In yet another scene, the children are learning that if something is going wrong, they must not point it out.

“We must let the whites be the ones who name the trouble. And why is that?” I asked. February said, “Because they need to know everything before us. Because they need to name everything.”

John’s “baptism of repentance” was “for the forgiveness of sins.” The word “forgiveness” here carries the meaning of “release.” Again, this language affirms that God is a liberator. God, as unchangeable goodness, united to our souls, is always beckoning us to draw closer to who we really are. “All flesh shall see the salvation of God.” God is a salve, a healing ointment, for humanity. We can only experience this healing together. My liberation is bound up with yours. Salvation, like sin, is a systemic reality.  

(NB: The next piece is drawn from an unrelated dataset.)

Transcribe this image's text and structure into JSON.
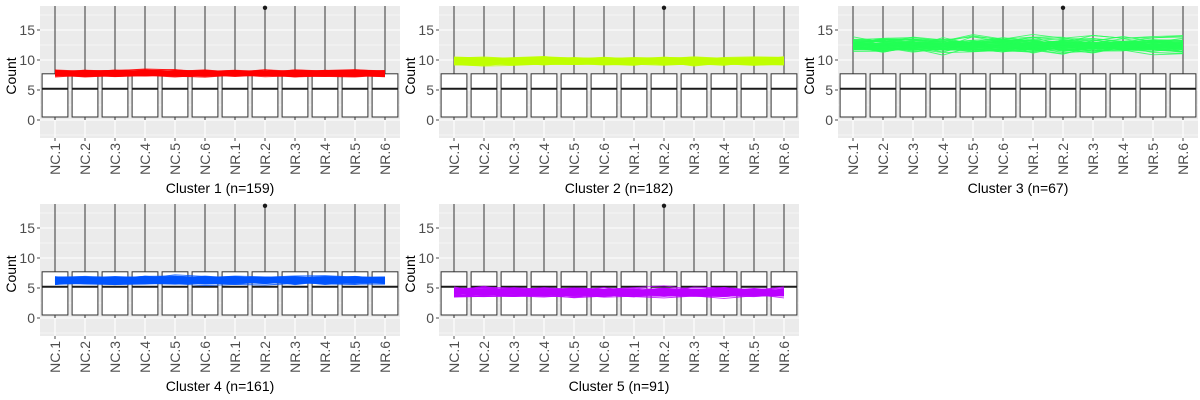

The pencil, in James, is a small yet potent symbol of the subversive power of storytelling. In recent years, we’ve begun to call ourselves a storytelling church. And I think right now this is an important identity for us to lean into. In our common life as a nation, a few dominant stories are taking up all the airtime. We are politically divided, in a toxic, even violent way. We’re on one side or the other of a vast divide with no connecting ground and no empathy in between. Safety comes from high walls and big bank accounts. Corporations are incapable of doing justice or supporting the common good, so their CEOs will need to hire more and better security. We must inevitably increase our consumption of resources, deepen our exploitation of the earth, and widen the gaps between the haves and the have nots. If you’re struggling, your only hope is to beat down other struggling people.A lie is the same as the truth. Those who have the most power determine what is true.

Friends, we are going to need to sharpen our pencils. And we are going to need to tune our ears and our hearts to listen intently for the voices crying out in the wilderness, telling uncomfortable and landscape-altering stories that we need to hear. Because our God is a storyteller. And God’s stories crack open half-truths and false dichotomies. Divinely inspired stories reveal hidden diversity, buried pain, neglected possibility. They allow space for complexity and ambiguity. They lead to repentance and forgiveness. They make a way through desert lands.The stories of God release our souls into liberating love, and return us the unchanging goodness that is our true home. Stories are how all flesh will see together the salvation of our God. Amen.